Detached dwelling dos and don’ts

Detached dwelling dos and don’ts

Sherbrooke officials hold consultation meeting in Lennoxville on proposed new construction bylaws

By William Crooks

Local Journalism Initiative

Officials from the city of Sherbrooke held a public consultation meeting April 30 at Lennoxville’s Town Hall to discuss several proposed by-laws concerning the city’s zoning and construction codes. City Councillor and Borough President Claude Charron presided over the meeting with a few members of the public in attendance.

Charron explained the purpose of the new rules in his own words during the meeting. He called the process “soft densification,” where the city’s officials are encouraging the practice of adding additional dwellings to single-family or semi-detached properties.

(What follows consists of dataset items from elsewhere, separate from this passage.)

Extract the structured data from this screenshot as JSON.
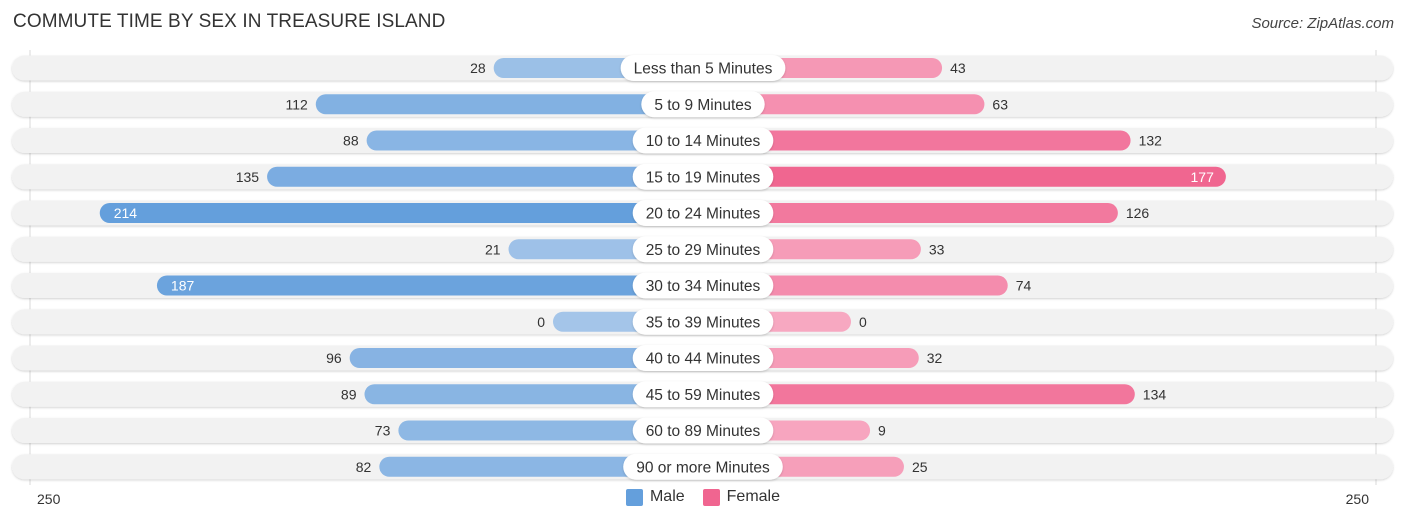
{
  "header": {
    "title": "COMMUTE TIME BY SEX IN TREASURE ISLAND",
    "source": "Source: ZipAtlas.com"
  },
  "colors": {
    "male_light": "#a4c5e9",
    "male_dark": "#649fdc",
    "female_light": "#f7a8c1",
    "female_dark": "#f06590",
    "track": "#f2f2f2"
  },
  "chart_data": {
    "type": "bar",
    "orientation": "horizontal-diverging",
    "title": "COMMUTE TIME BY SEX IN TREASURE ISLAND",
    "categories": [
      "Less than 5 Minutes",
      "5 to 9 Minutes",
      "10 to 14 Minutes",
      "15 to 19 Minutes",
      "20 to 24 Minutes",
      "25 to 29 Minutes",
      "30 to 34 Minutes",
      "35 to 39 Minutes",
      "40 to 44 Minutes",
      "45 to 59 Minutes",
      "60 to 89 Minutes",
      "90 or more Minutes"
    ],
    "series": [
      {
        "name": "Male",
        "side": "left",
        "values": [
          28,
          112,
          88,
          135,
          214,
          21,
          187,
          0,
          96,
          89,
          73,
          82
        ]
      },
      {
        "name": "Female",
        "side": "right",
        "values": [
          43,
          63,
          132,
          177,
          126,
          33,
          74,
          0,
          32,
          134,
          9,
          25
        ]
      }
    ],
    "axis": {
      "left_label": "250",
      "right_label": "250",
      "max": 250
    },
    "legend": {
      "position": "bottom-center",
      "entries": [
        "Male",
        "Female"
      ]
    },
    "xlabel": "",
    "ylabel": ""
  }
}
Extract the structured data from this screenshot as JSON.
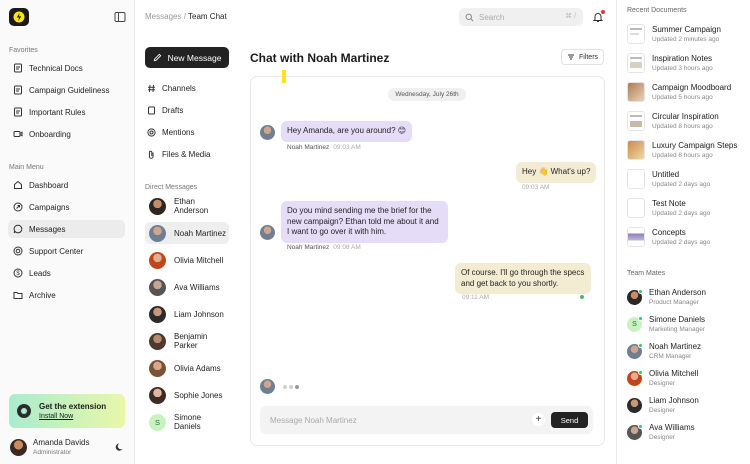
{
  "sidebar": {
    "favorites_title": "Favorites",
    "favorites": [
      {
        "label": "Technical Docs",
        "icon": "doc-icon"
      },
      {
        "label": "Campaign Guideliness",
        "icon": "doc-icon"
      },
      {
        "label": "Important Rules",
        "icon": "doc-icon"
      },
      {
        "label": "Onboarding",
        "icon": "video-icon"
      }
    ],
    "main_menu_title": "Main Menu",
    "menu": [
      {
        "label": "Dashboard",
        "icon": "dashboard-icon"
      },
      {
        "label": "Campaigns",
        "icon": "campaign-icon"
      },
      {
        "label": "Messages",
        "icon": "message-icon",
        "active": true
      },
      {
        "label": "Support Center",
        "icon": "support-icon"
      },
      {
        "label": "Leads",
        "icon": "dollar-icon"
      },
      {
        "label": "Archive",
        "icon": "folder-icon"
      }
    ],
    "promo": {
      "title": "Get the extension",
      "link": "Install Now"
    },
    "user": {
      "name": "Amanda Davids",
      "role": "Administrator"
    }
  },
  "topbar": {
    "breadcrumb_parent": "Messages",
    "breadcrumb_sep": "/",
    "breadcrumb_current": "Team Chat",
    "search_placeholder": "Search",
    "search_shortcut": "⌘ /"
  },
  "channels": {
    "new_message": "New Message",
    "items": [
      {
        "label": "Channels",
        "icon": "hash-icon"
      },
      {
        "label": "Drafts",
        "icon": "draft-icon"
      },
      {
        "label": "Mentions",
        "icon": "at-icon"
      },
      {
        "label": "Files & Media",
        "icon": "paperclip-icon"
      }
    ],
    "dm_title": "Direct Messages",
    "dms": [
      {
        "name": "Ethan Anderson"
      },
      {
        "name": "Noah Martinez",
        "active": true
      },
      {
        "name": "Olivia Mitchell"
      },
      {
        "name": "Ava Williams"
      },
      {
        "name": "Liam Johnson"
      },
      {
        "name": "Benjamin Parker"
      },
      {
        "name": "Olivia Adams"
      },
      {
        "name": "Sophie Jones"
      },
      {
        "name": "Simone Daniels",
        "initial": "S"
      }
    ]
  },
  "chat": {
    "title": "Chat with Noah Martinez",
    "filters": "Filters",
    "date": "Wednesday, July 26th",
    "messages": [
      {
        "dir": "in",
        "text": "Hey Amanda, are you around? 😊",
        "author": "Noah Martinez",
        "time": "09:03 AM"
      },
      {
        "dir": "out",
        "text": "Hey 👋 What's up?",
        "time": "09:03 AM"
      },
      {
        "dir": "in",
        "text": "Do you mind sending me the brief for the new campaign? Ethan told me about it and I want to go over it with him.",
        "author": "Noah Martinez",
        "time": "09:08 AM"
      },
      {
        "dir": "out",
        "text": "Of course. I'll go through the specs and get back to you shortly.",
        "time": "09:11 AM"
      }
    ],
    "composer_placeholder": "Message Noah Martinez",
    "send": "Send"
  },
  "right": {
    "docs_title": "Recent Documents",
    "docs": [
      {
        "name": "Summer Campaign",
        "sub": "Updated 2 minutes ago"
      },
      {
        "name": "Inspiration Notes",
        "sub": "Updated 3 hours ago"
      },
      {
        "name": "Campaign Moodboard",
        "sub": "Updated 5 hours ago"
      },
      {
        "name": "Circular Inspiration",
        "sub": "Updated 8 hours ago"
      },
      {
        "name": "Luxury Campaign Steps",
        "sub": "Updated 8 hours ago"
      },
      {
        "name": "Untitled",
        "sub": "Updated 2 days ago"
      },
      {
        "name": "Test Note",
        "sub": "Updated 2 days ago"
      },
      {
        "name": "Concepts",
        "sub": "Updated 2 days ago"
      }
    ],
    "mates_title": "Team Mates",
    "mates": [
      {
        "name": "Ethan Anderson",
        "role": "Product Manager"
      },
      {
        "name": "Simone Daniels",
        "role": "Marketing Manager",
        "initial": "S"
      },
      {
        "name": "Noah Martinez",
        "role": "CRM Manager"
      },
      {
        "name": "Olivia Mitchell",
        "role": "Designer"
      },
      {
        "name": "Liam Johnson",
        "role": "Designer"
      },
      {
        "name": "Ava Williams",
        "role": "Designer"
      }
    ]
  },
  "colors": {
    "accent": "#222222",
    "incoming": "#e5dcf7",
    "outgoing": "#f3ecd3",
    "online": "#3ac36b"
  }
}
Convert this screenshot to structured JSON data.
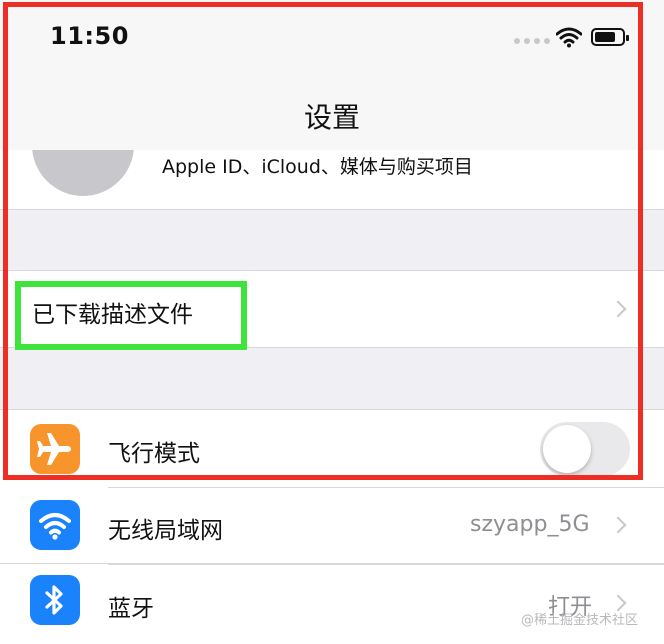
{
  "status_bar": {
    "time": "11:50"
  },
  "nav": {
    "title": "设置"
  },
  "profile": {
    "subtitle": "Apple ID、iCloud、媒体与购买项目"
  },
  "rows": {
    "profiles": {
      "label": "已下载描述文件"
    },
    "airplane": {
      "label": "飞行模式",
      "toggle_on": false
    },
    "wifi": {
      "label": "无线局域网",
      "value": "szyapp_5G"
    },
    "bluetooth": {
      "label": "蓝牙",
      "value": "打开"
    }
  },
  "colors": {
    "highlight_outer": "#ee2e24",
    "highlight_inner": "#3ee33b",
    "airplane_icon": "#f7952c",
    "wifi_icon": "#1a82fb",
    "bluetooth_icon": "#1a82fb"
  },
  "icons": [
    "airplane-icon",
    "wifi-icon",
    "bluetooth-icon",
    "chevron-right-icon"
  ],
  "watermark": "@稀土掘金技术社区"
}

He emphasized that this approach, which involves minor additions or modifications, contrasts with “hard game” densification, which could involve building larger structures that might affect the landscape and other aspects of the environment.

The idea behind soft densification is that it can support multi-generational living or provide housing for students. The city has aligned its laws to facilitate such modifications, whereas previously one would have needed to apply for a permit to make these changes. The overarching goal is to encourage this type of gradual and gentle increase in housing density.

Among the bylaws discussed were amendments to the zoning and subdivision by-law, which would allow the construction of additional attached or detached dwelling units for secondary use in single-family or two-family dwellings.

Another item proposed integrating the National Building Code of Canada 2015 into Sherbrooke’s construction by-law. Further discussion centered on requiring fire separation for secondary use detached dwelling units and amending conditional use by-laws to cover additional dwelling units and expansions.